The United States Trade Representative (USTR) has issued a request for public comment regarding a World Trade Organization (WTO) dispute with Argentina. The United States, along with other trading partners such as Japan and the European Union, are objecting to a number of restrictive trade practices employed by the Argentine government to reduce the flow of imports. The USTR notice calls for businesses and exporters who have been affected by these trade restrictions to comment on this dispute, which could significantly affect trade relations with Argentina.
Argentina, which suffered a calamitous sovereign debt default in 2001, has enjoyed a commodities-fueled rise in economic activity over the past decade. It is currently the world's 27th largest economy with a gross domestic product in 2011 of $447 billion. It is also an important export market for the United States. Even though Argentina is the United States' 43rd largest trading partner, the U.S. trade surplus with Argentina in 2011 was $4.1 billion, ranking 13th among all countries. In 2011, total U.S. exports to Argentina totaled $9.9 billion — a 34.1 percent increase from 2010. This was the fourth largest increase, behind only those with Chile, Hong Kong and the United Arab Emirates.
However, since 2011 Argentina has gradually imposed a number of regulations to restrict imports. The Argentine administration of President Cristina Fernández deKirchner has adopted these measures in response to a worsening balance of trade and increasing outflows of hard currency. These measures have sparked controversy domestically, but have been staunchly defended by the Argentine government as necessary.
Alleged Violations of WTO Rules
The United States contends that Argentina has breached its obligations under the WTO. The regulations at the core of this dispute are alleged to violate a number of WTO principles, including those relating to non-discrimination of foreign goods and transparency. First, Argentina has subjected all imports to a Declaración Jurada Anticipada de Importación (DJAI), requiring an importer to fill out a sworn affidavit prior to completing a purchase order. Additionally, goods classified in over 600 different tariff codes are subject to a Certificado de Importación (CI), a non-automatic license that can take up to six months to process. Furthermore, Argentina often requires importers to engage in other activities that have the effect of impeding the flow of trade. For example, importers are often asked to match imports with an equivalent level of exports. This has resulted in importers in the automobile industry trying to export wine and olive oil in order to gain authorization to import urgently needed spare parts. Other importers have been instructed to voluntarily limit imports or to increase the local contents of products manufactured in Argentina. The Argentine government has also banned electronic billing in U.S. dollars and made it more difficult for businesses to transfer currency out of the country. Finally, many of these limitations are informal and rely on opaque, often unwritten and frequently arbitrary rules.

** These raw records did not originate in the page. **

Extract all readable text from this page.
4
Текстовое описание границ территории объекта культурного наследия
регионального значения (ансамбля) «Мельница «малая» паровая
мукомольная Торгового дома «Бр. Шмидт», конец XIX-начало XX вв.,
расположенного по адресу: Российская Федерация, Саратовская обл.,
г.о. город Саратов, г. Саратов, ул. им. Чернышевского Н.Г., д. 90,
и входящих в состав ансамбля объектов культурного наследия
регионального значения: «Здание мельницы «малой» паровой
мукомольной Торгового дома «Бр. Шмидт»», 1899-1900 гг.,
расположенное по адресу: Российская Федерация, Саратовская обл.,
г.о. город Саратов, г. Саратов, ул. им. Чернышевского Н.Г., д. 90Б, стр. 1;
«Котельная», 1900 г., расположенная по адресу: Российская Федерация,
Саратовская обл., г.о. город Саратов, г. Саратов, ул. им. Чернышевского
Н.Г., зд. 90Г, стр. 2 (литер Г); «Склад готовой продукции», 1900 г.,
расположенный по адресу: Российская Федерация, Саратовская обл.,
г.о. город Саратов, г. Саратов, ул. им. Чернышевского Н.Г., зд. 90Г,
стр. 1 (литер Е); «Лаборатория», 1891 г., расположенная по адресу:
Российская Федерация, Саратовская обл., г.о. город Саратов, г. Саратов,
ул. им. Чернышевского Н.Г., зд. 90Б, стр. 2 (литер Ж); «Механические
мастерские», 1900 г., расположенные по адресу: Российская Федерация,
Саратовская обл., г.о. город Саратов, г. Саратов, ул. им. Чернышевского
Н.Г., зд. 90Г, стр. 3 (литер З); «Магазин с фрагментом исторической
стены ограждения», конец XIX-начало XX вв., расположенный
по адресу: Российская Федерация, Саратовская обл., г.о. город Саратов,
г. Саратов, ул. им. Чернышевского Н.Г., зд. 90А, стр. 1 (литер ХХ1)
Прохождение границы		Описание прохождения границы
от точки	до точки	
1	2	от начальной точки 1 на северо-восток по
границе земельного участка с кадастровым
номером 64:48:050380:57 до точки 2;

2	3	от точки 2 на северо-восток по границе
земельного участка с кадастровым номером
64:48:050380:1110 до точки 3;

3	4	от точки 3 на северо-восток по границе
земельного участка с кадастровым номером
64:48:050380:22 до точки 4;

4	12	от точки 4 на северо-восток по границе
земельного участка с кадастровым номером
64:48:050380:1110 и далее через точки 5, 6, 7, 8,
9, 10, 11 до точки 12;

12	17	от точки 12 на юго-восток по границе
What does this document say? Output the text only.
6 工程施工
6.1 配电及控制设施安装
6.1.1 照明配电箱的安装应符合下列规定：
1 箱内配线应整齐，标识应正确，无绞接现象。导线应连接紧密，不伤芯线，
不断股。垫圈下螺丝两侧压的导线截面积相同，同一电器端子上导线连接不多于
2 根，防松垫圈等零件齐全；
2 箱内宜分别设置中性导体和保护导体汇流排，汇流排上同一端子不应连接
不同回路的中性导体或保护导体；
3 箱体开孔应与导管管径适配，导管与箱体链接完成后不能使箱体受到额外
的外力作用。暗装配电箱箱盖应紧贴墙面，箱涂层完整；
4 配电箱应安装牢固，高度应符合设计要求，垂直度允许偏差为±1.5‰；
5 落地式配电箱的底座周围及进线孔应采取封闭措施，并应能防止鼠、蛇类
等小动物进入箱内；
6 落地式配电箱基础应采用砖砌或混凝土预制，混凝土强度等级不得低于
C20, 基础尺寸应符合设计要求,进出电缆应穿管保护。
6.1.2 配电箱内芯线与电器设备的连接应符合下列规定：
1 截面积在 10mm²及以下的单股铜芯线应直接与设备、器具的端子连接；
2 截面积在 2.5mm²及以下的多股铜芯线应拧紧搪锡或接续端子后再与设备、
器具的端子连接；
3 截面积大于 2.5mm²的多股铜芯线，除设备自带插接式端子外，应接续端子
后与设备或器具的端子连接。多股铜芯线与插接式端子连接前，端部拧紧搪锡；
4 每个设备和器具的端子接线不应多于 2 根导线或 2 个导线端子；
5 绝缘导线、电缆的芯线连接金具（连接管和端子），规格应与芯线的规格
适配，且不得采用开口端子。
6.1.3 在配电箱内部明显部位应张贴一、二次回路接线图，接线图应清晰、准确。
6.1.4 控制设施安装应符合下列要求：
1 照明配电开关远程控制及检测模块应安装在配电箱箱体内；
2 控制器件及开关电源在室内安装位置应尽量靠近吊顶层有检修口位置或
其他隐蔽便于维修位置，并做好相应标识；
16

The USTR is claiming that Argentina's actions violate numerous components of the WTO, including Articles III, X and XI of the General Agreement of Tariffs and Trade (GATT); Article 2 of the Agreement on Trade-Related Investment Measures (TRIMs); Articles 1, 3 and 5 of the Import Licensing Agreement; and Article 11 of the Safeguards Agreement.
The First Step: USTR's Request for Consultations
The USTR's request for consultations with the Argentine government is the first step in the WTO's Understanding on Rules and Procedures Governing the Settlement of Disputes (DSU), which governs trade conflicts between parties in the WTO. Once a formal request for consultations has been entered, Argentina will have 60 days to resolve the dispute. During this period, the parties may also seek mediation. If no resolution is reached, the United States may request the formation of a panel to formally adjudicate the dispute.
Public Comments Due by September 28
Public comments must be submitted prior to September 28, 2012, in order to ensure timely consideration by the USTR. Comments, which can include supporting documents, may be submitted either electronically or in an alternative manner as provided on a case-by-case basis by the office of the USTR. Additionally, parties may request that certain information and documents be treated as business confidential and not made publicly available.